Ma c'è qualcosa che, invece, sta sempre in piedi, una giovane che non invecchia mai, lei, la morte, di cui gli uomini sembrano non volersi accorgere, che ignorano, fin quando, improvvisamente, arriva, arraffa la sua preda e sparisce.
Don Fabrizio, però, non si farà sorprendere, la tiene d'occhio ossessionatamente.
E, nel frattempo, pensava.
E' una scusa il Risorgimento, la Rivoluzione, il Progresso, l'Emancipazione. Ad ogni invasione della
Sicilia dicevano di volerla liberare e risanare da tutti i suoi mali. Non se ne mai fatto niente. La vita e la storia è un ballo. Hai i tuoi momenti di attenzione e poi finisci a bordo pista, tra le braccia del nulla.
E i valori eterni ? Dio, i Santi, i Sacramenti, la coscienza pulita, ecc. ? Accessori. Ti servono fino a quel fatidico momento, dopo di che, c'è qualcosa al di là dalla cortina densa della morte ? Nessuno lo può dire.

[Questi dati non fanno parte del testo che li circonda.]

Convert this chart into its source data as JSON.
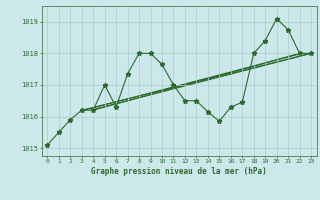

Un Gattopardo, quindi, senza luce, senza speranza, senza un briciolo di conforto in un mondo spietatamente nudo ed arido.

Giuseppe Tomasi di Lampedusa ha il merito di averci ricordato il valore effimero dell'umano nel tempo; ma la sua visione del mondo è esasperatamente pessimistica. Si è fatto paladino della logica del nulla. Ma la logica immanente nella natura è un'altra. La natura ha le sue esigenze fondamentali da soddisfare. Per esempio, sarebbe strano che la natura avesse conformato l'occhio per vedere e poi non avesse creato le cose da vedere. La natura reclama una giustizia e una felicità piena. E se il tempo e la terra attestano il contrario, vuol dire che questo tempo e questa terra non sono la dimora definitiva dell'uomo. La nostra sorte non può essere peggiore di quella di un uccelletto che si vende per pochi soldi.

La vita e la storia non si configurano come un appuntamento con la morte e con il nulla ma come il preludio di un'altra vita fuori dall'angustia del tempo e della valle del pianto.